Yohan Mollo : "J’essaie de me reconstruire émotionnellement par rapport à ce qu’il s’est passé dans mon passé. J’essaie d’être positif, de vivre au jour le jour, d’avoir le bon comportement car comme tu le sais, j’ai vécu des jours un peu plus sombres. Pour moi c’est vraiment un challenge de faire en sorte que la santé mentale soit bonne. Cela se fait par le sport par exemple et passer du temps avec les gens que j’aime et qui m’aiment.

J’ai eu mon procès que j’ai gagné et là je suis en appel (Franck Bichon son ancien agent avait été condamné en première instance à cinq ans de prison dont deux fermes, ndlr). Ça fait à peu près un an que j’attends. Je suis toujours dans la même situation financière, je me bats pour ma peau. J’ai 36 ans et des fois je me pince en me disant que ce qui m’est arrivé, ce n’est pas vrai. Et puis d’un coup j’ouvre les yeux et je me rends compte. Comme je ne suis pas quelqu’un de vénal, ce n’est pas ça qui m’a détruit. C’est la relation humaine : manipulation, la confiance. C’est tout ça qui m’a détruit. En soit l’argent, les gens qui me connaissent le savent, honnêtement je m’en fous. L’argent que j’ai gagné, c’était pour ma famille. J’ai eu des montres à 50 000 euros, je suis monté dans un Yacht, un Jet mais je suis toujours arrivé à la même conclusion, ça ne te rend pas heureux.
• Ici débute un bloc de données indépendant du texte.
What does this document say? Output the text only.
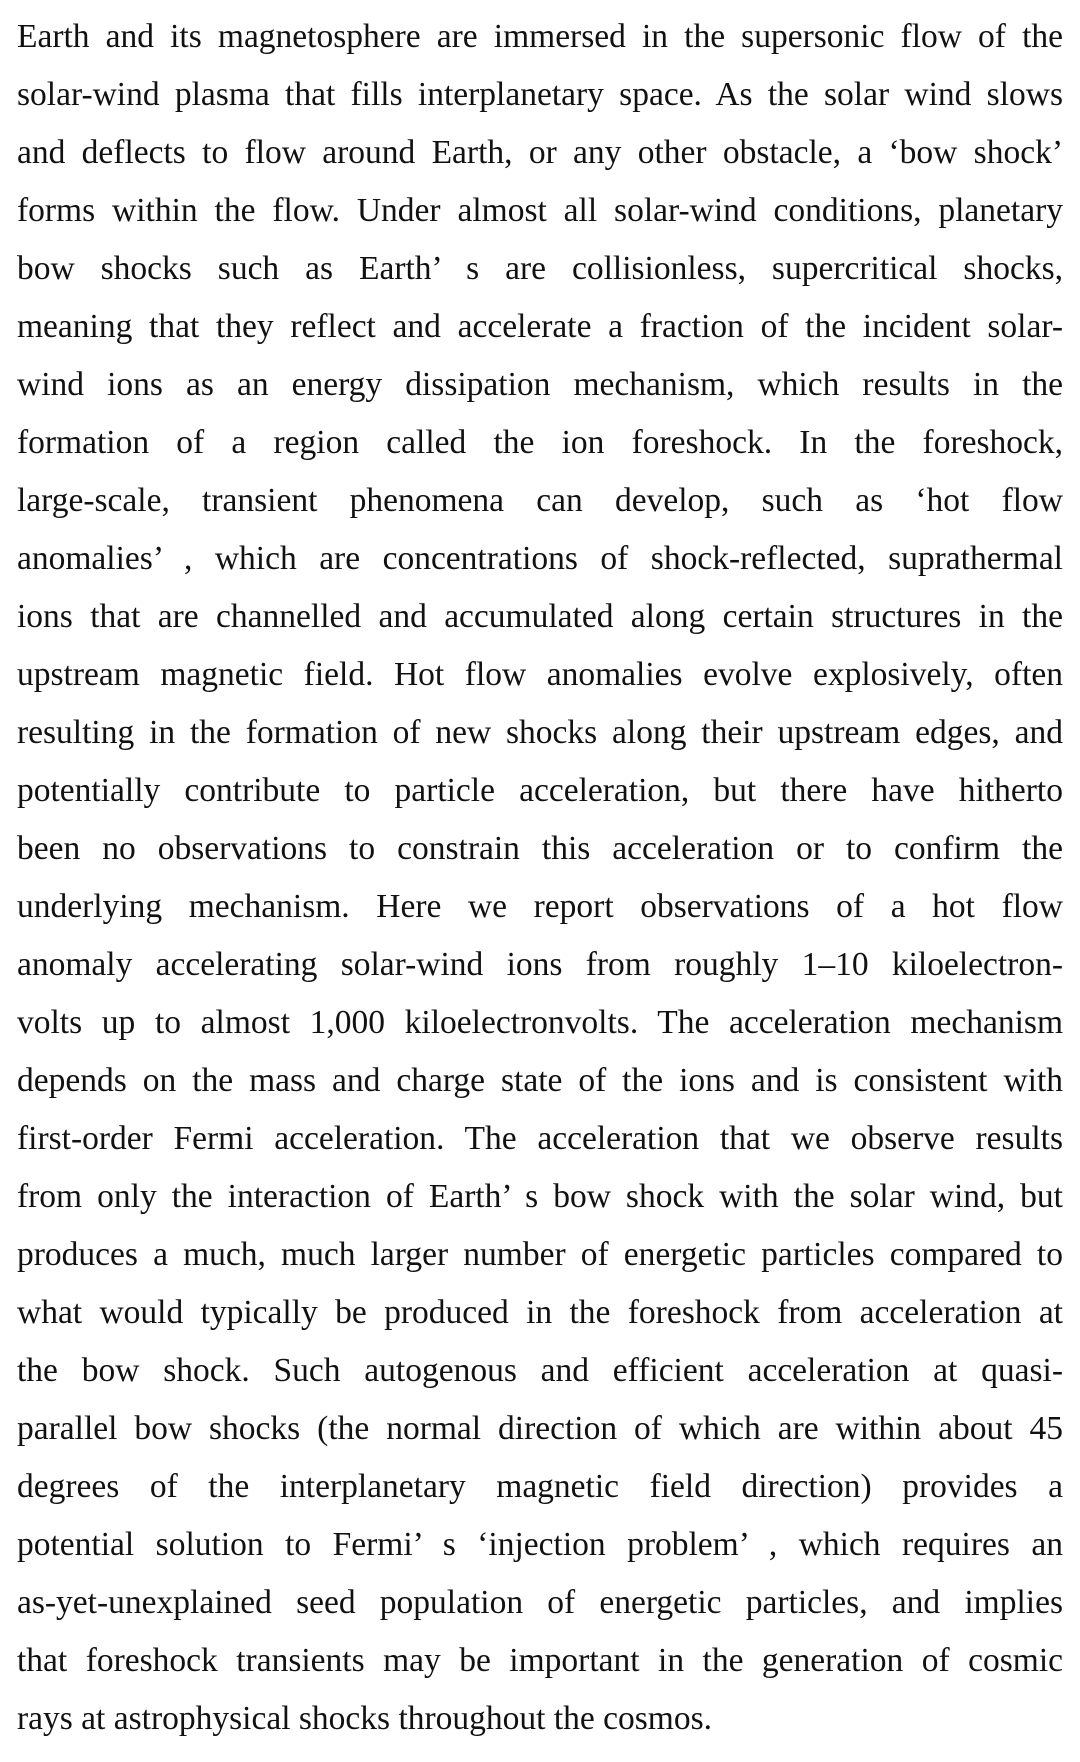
Earth and its magnetosphere are immersed in the supersonic flow of the
solar-wind plasma that fills interplanetary space. As the solar wind slows
and deflects to flow around Earth, or any other obstacle, a ‘bow shock’
forms within the flow. Under almost all solar-wind conditions, planetary
bow shocks such as Earth’ s are collisionless, supercritical shocks,
meaning that they reflect and accelerate a fraction of the incident solar-
wind ions as an energy dissipation mechanism, which results in the
formation of a region called the ion foreshock. In the foreshock,
large-scale, transient phenomena can develop, such as ‘hot flow
anomalies’ , which are concentrations of shock-reflected, suprathermal
ions that are channelled and accumulated along certain structures in the
upstream magnetic field. Hot flow anomalies evolve explosively, often
resulting in the formation of new shocks along their upstream edges, and
potentially contribute to particle acceleration, but there have hitherto
been no observations to constrain this acceleration or to confirm the
underlying mechanism. Here we report observations of a hot flow
anomaly accelerating solar-wind ions from roughly 1–10 kiloelectron-
volts up to almost 1,000 kiloelectronvolts. The acceleration mechanism
depends on the mass and charge state of the ions and is consistent with
first-order Fermi acceleration. The acceleration that we observe results
from only the interaction of Earth’ s bow shock with the solar wind, but
produces a much, much larger number of energetic particles compared to
what would typically be produced in the foreshock from acceleration at
the bow shock. Such autogenous and efficient acceleration at quasi-
parallel bow shocks (the normal direction of which are within about 45
degrees of the interplanetary magnetic field direction) provides a
potential solution to Fermi’ s ‘injection problem’ , which requires an
as-yet-unexplained seed population of energetic particles, and implies
that foreshock transients may be important in the generation of cosmic
rays at astrophysical shocks throughout the cosmos.
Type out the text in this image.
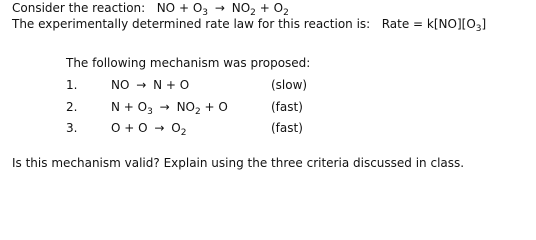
Consider the reaction: NO + $O_3 \to NO_2 + O_2$
The experimentally determined rate law for this reaction is: Rate = $k[NO][O_3]$
The following mechanism was proposed:
1.	NO → N + O	(slow)
2.	$N + O_3 \to NO_2 + O$	(fast)
3.	$O + O \to O_2$	(fast)
Is this mechanism valid? Explain using the three criteria discussed in class.
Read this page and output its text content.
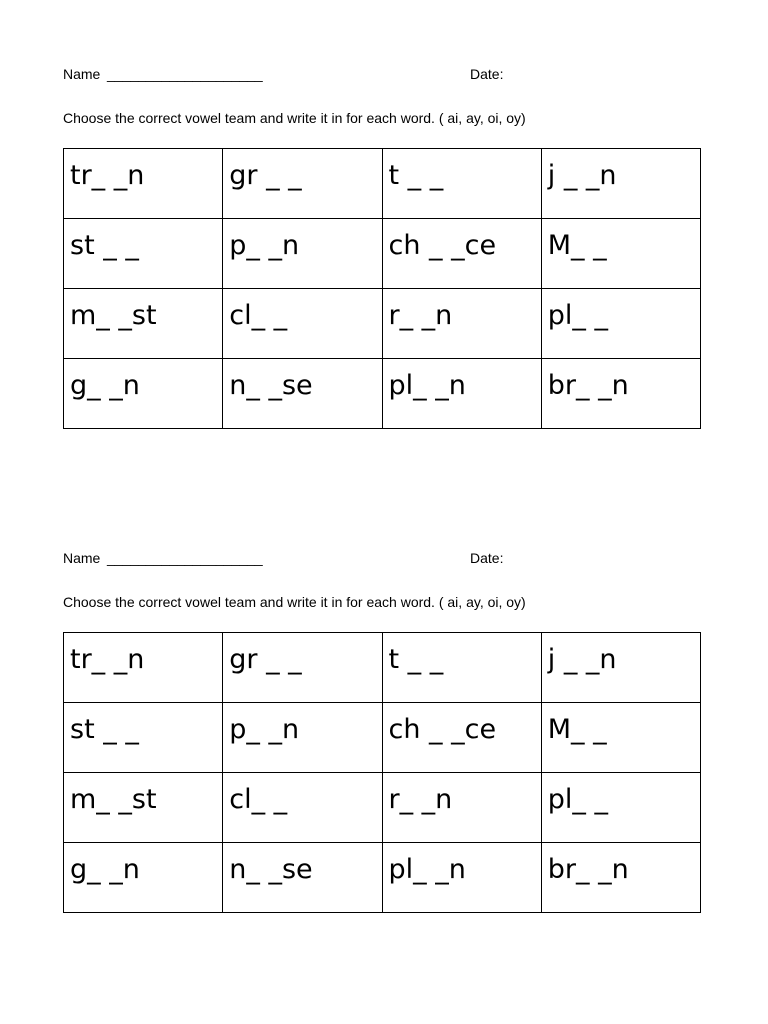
Name ____________________	Date:
Choose the correct vowel team and write it in for each word. ( ai, ay, oi, oy)
tr_ _n	gr _ _	t _ _	j _ _n
st _ _	p_ _n	ch _ _ce	M_ _
m_ _st	cl_ _	r_ _n	pl_ _
g_ _n	n_ _se	pl_ _n	br_ _n
Name ____________________	Date:
Choose the correct vowel team and write it in for each word. ( ai, ay, oi, oy)
tr_ _n	gr _ _	t _ _	j _ _n
st _ _	p_ _n	ch _ _ce	M_ _
m_ _st	cl_ _	r_ _n	pl_ _
g_ _n	n_ _se	pl_ _n	br_ _n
De toute façon il y a trop de preuves pour que je ne prenne pas d’argent. Le truc, c’est que je ne prendrai pas la somme que j’ai pris dans ma carrière. Je n’ai pas été confronté à toutes les personnes parce qu’il y en a énormément qui sont impliquées. C’est ça le truc, de voir à quel point l’être humain est pourri. J’ai vu un reportage qui m’a retourné le cœur sur Epstein. De voir que pendant autant de temps, un mec qui a autant de pouvoir, fait autant de mal sans aucune culpabilité. Moi je me suis posé la même question, est-ce qu’à un moment donné ces gens se sentent mal et culpabilisent ? Je sais que non. (…) Tu ne peux pas être heureux, ce n’est pas possible.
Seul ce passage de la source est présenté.